For rounds where a tool call completed, the Tool Call block shows the tool name, its Input (arguments the LLM passed), and the Result returned by your code. The final LLM response below it shows how the model used that result.

Prompt
Shows the prompt configuration used for this round.

| Field | Description |
|---|---|
| System Prompt | Name and version of the system prompt attached to the agent |
| User Prompt | Name and version of the user prompt attached to the agent |
| Rendered System Prompt | The final text sent to the model after variable substitution |
| Context Snapshot | The variables passed at runtime — variables (user prompt) and system_variables (system prompt) |
Cost Breakdown
Per-round token and cost detail.

| Field | Description |
|---|---|
| Stop Reason | Why the model stopped generating (end_turn, tool_use, etc.) |
| Input Tokens | Tokens in the prompt sent to the model |
| Output Tokens | Tokens in the model's response |
| Cache Creation Tokens | Tokens written to the provider's prompt cache |
| Cache Read Tokens | Tokens read from the provider's prompt cache |
| Total Cost | USD cost for this round |
| Latency | Time taken for this round in milliseconds |
Metadata
Low-level invocation metadata and the raw request parameters sent to the LLM API.

| Field | Description |
|---|---|
| Triggered By | Source of the invocation (user, system, task) |
| User ID | The authenticated user who triggered the run, if applicable |
| Celery Task ID | Set when the invocation was triggered from an async task |
| Agent | Agent name |
| Provider | Provider configuration name |
| Model | Model identifier used |
| Status | Final status of this round |
| Error Type | Error class if the round failed |
| Created | Exact timestamp of the round |
| Time to First Token | Latency to the first token from the LLM |
| Request Params | Raw parameters sent to the API (e.g. max_tokens, temperature) |
File Attachments in Logs
When files are passed to agent.run() via files=, each file is automatically saved to the tenant's storage for audit purposes.

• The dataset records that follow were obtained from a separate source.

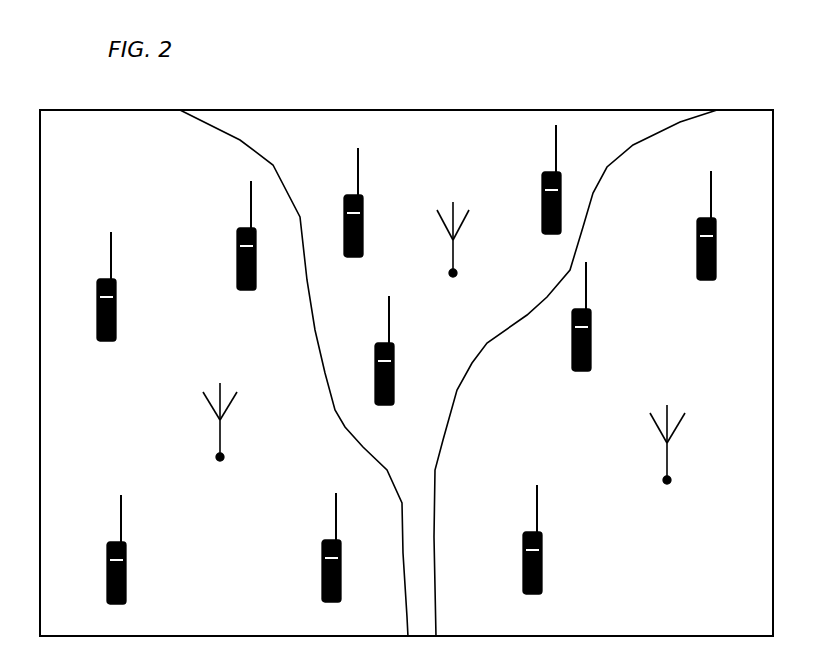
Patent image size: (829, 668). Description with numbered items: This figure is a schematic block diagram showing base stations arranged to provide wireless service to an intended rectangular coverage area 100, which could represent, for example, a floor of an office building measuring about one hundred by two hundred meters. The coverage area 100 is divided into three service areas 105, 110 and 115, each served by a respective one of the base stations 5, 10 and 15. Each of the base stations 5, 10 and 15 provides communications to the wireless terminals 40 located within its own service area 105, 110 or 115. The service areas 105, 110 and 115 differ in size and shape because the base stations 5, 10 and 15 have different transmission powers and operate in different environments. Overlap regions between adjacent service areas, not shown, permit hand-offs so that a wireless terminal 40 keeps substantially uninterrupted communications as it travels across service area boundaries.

The coverage area 100 is at (356, 86).
The service area 105 is at (182, 181).
The service area 110 is at (575, 373).
The service area 115 is at (497, 159).
The base station 5 is at (226, 412).
The base station 10 is at (672, 437).
The base station 15 is at (459, 233).
The wireless terminal 40 is at (117, 323).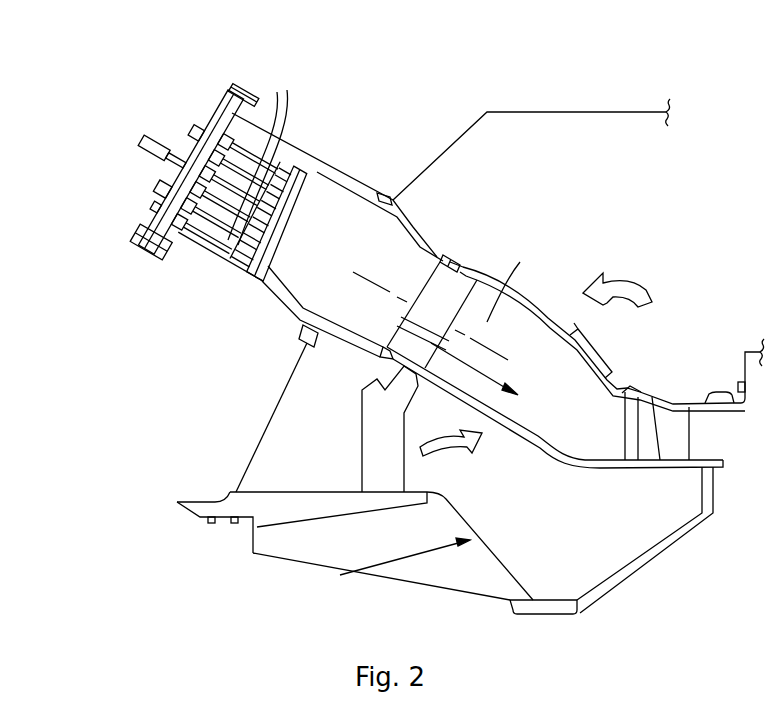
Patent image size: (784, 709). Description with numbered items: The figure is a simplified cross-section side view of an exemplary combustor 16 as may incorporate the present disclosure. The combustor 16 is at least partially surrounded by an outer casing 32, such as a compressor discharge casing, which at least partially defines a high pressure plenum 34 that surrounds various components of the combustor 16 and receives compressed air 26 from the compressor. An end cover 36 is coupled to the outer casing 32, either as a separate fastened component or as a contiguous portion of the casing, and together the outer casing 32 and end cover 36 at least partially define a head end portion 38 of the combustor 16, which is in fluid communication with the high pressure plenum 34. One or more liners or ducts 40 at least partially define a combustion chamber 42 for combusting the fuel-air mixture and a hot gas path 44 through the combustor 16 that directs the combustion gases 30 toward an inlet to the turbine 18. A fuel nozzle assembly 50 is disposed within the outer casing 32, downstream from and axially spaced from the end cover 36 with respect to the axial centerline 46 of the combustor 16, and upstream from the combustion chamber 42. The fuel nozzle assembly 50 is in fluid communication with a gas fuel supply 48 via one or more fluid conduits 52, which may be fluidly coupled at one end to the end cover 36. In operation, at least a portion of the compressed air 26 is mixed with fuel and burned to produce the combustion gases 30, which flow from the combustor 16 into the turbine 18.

The combustor 16 is at (511, 82).
The turbine 18 is at (701, 443).
The compressed air 26 is at (627, 283).
The combustion gases 30 is at (494, 376).
The outer casing 32 is at (458, 128).
The high pressure plenum 34 is at (607, 195).
The end cover 36 is at (137, 218).
The head end portion 38 is at (212, 268).
The liners or ducts 40 is at (407, 220).
The combustion chamber 42 is at (319, 260).
The hot gas path 44 is at (520, 262).
The axial centerline 46 is at (390, 292).
The gas fuel supply 48 is at (142, 137).
The fuel nozzle assembly 50 is at (274, 163).
The fluid conduits 52 is at (170, 260).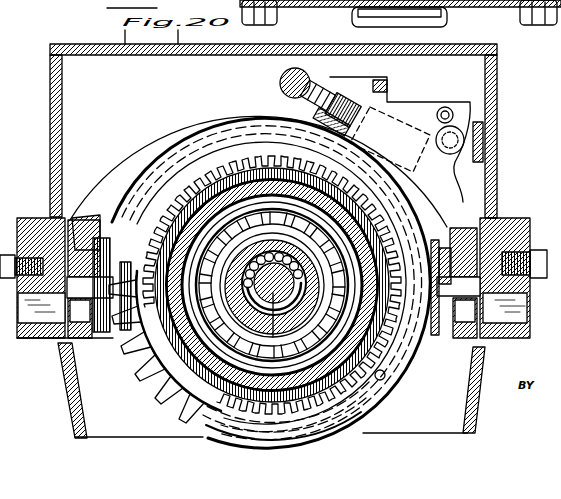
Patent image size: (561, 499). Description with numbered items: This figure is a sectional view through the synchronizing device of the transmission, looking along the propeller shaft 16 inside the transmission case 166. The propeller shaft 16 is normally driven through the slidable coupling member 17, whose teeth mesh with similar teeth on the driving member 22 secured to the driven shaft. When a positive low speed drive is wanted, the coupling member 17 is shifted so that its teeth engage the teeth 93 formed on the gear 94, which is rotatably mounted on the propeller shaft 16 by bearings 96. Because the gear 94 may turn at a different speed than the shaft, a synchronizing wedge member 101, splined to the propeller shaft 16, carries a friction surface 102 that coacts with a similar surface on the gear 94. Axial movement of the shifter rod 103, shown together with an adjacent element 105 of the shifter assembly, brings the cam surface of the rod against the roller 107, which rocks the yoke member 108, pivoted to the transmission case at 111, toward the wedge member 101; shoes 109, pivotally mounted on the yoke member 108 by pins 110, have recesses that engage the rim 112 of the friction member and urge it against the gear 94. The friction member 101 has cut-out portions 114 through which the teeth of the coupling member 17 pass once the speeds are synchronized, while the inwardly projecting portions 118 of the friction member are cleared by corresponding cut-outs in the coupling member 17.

The propeller shaft 16 is at (293, 240).
The slidable coupling member 17 is at (273, 337).
The driving member 22 is at (41, 278).
The teeth 93 is at (230, 167).
The gear 94 is at (160, 400).
The bearings 96 is at (298, 228).
The wedge member 101 is at (145, 200).
The friction surface 102 is at (132, 352).
The shifter rod 103 is at (280, 77).
The spring 105 is at (313, 77).
The roller 107 is at (280, 92).
The yoke member 108 is at (103, 180).
The shoes 109 is at (118, 335).
The pins 110 is at (58, 347).
The pivot 111 is at (460, 347).
The rim 112 is at (122, 197).
The cut-out portions 114 is at (385, 378).
The inwardly projecting portions 118 is at (182, 200).
The transmission case 166 is at (50, 148).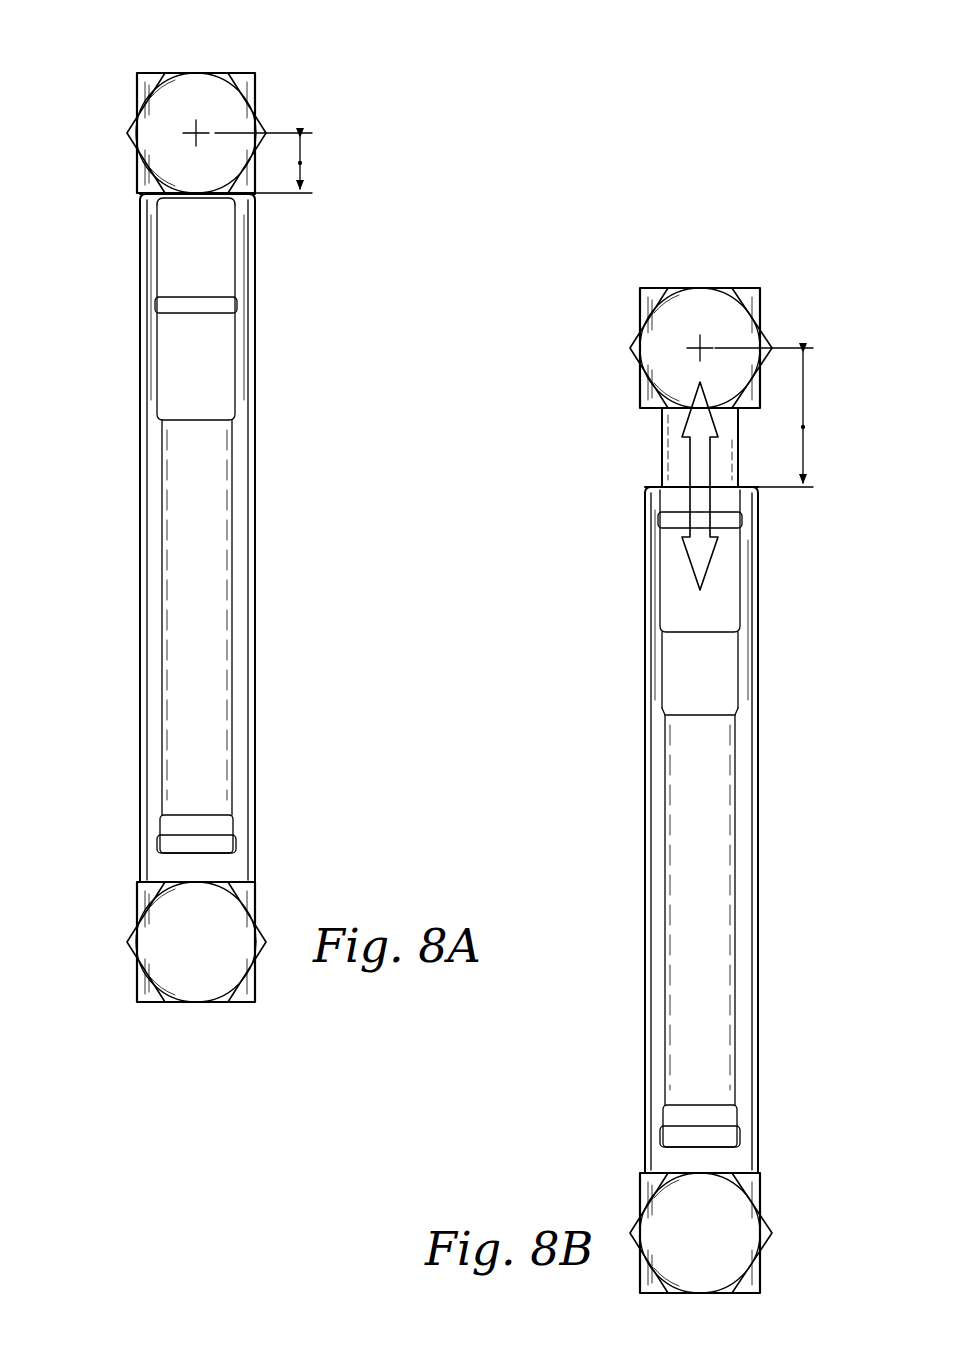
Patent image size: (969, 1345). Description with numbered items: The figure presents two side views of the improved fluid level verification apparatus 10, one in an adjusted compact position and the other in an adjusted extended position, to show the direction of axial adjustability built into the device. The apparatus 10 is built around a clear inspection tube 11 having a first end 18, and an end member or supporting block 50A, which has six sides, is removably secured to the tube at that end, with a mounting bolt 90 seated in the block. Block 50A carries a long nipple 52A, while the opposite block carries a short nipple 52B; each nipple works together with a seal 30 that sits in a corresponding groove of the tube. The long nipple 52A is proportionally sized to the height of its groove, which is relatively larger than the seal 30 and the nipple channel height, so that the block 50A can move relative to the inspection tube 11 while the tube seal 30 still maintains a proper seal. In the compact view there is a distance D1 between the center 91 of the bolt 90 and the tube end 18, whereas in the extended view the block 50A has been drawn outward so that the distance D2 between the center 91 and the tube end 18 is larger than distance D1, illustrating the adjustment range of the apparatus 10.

The invocation detail view displays them in an Attached files section above the message sequence.
| Field | Description |
|---|---|
| Filename | Original filename — shown as a clickable download link when the file was mirrored to storage |
| Media type | MIME type (e.g. image/png, application/pdf) |
| Size | File size in B / KB / MB |
| Source | Mirrored — bytes were saved to tenant storage; URL (not mirrored) — only the original URL was recorded (files attached via LLMFile.from_url) |
| SHA-256 | Truncated content hash for deduplication and integrity checks |
Files sourced from LLMFile.from_url() are recorded with the original URL but not mirrored — only the URL and identity metadata are stored. All other sources (Django file fields, raw bytes, local paths) are mirrored into the tenant's file storage and available for download from the log.
Audit storage is fail-open — if persisting a file fails, the error is logged but the agent run continues normally.

Memory Sessions in Logs
When an agent has short-term memory enabled, the invocation log shows the full conversation context injected from prior turns — making it easy to audit exactly what history the model saw.

Cost Tracking
The invocation list aggregates cost per run. Use it to:
- Identify expensive agents and optimise prompts or token usage
- Monitor cost trends by agent or time period
- Estimate per-tenant LLM spend
The response.cost_usd value returned by agent.run() matches the cost recorded here.
Agent-Level Stats
The Agents tab shows aggregate stats per agent across all runs:
| Column | Description |
|---|---|
| Total Invocations | Total number of times this agent has been run |
| Total Cost (USD) | Cumulative LLM cost across all invocations |
These are scoped per tenant and not shared across apps.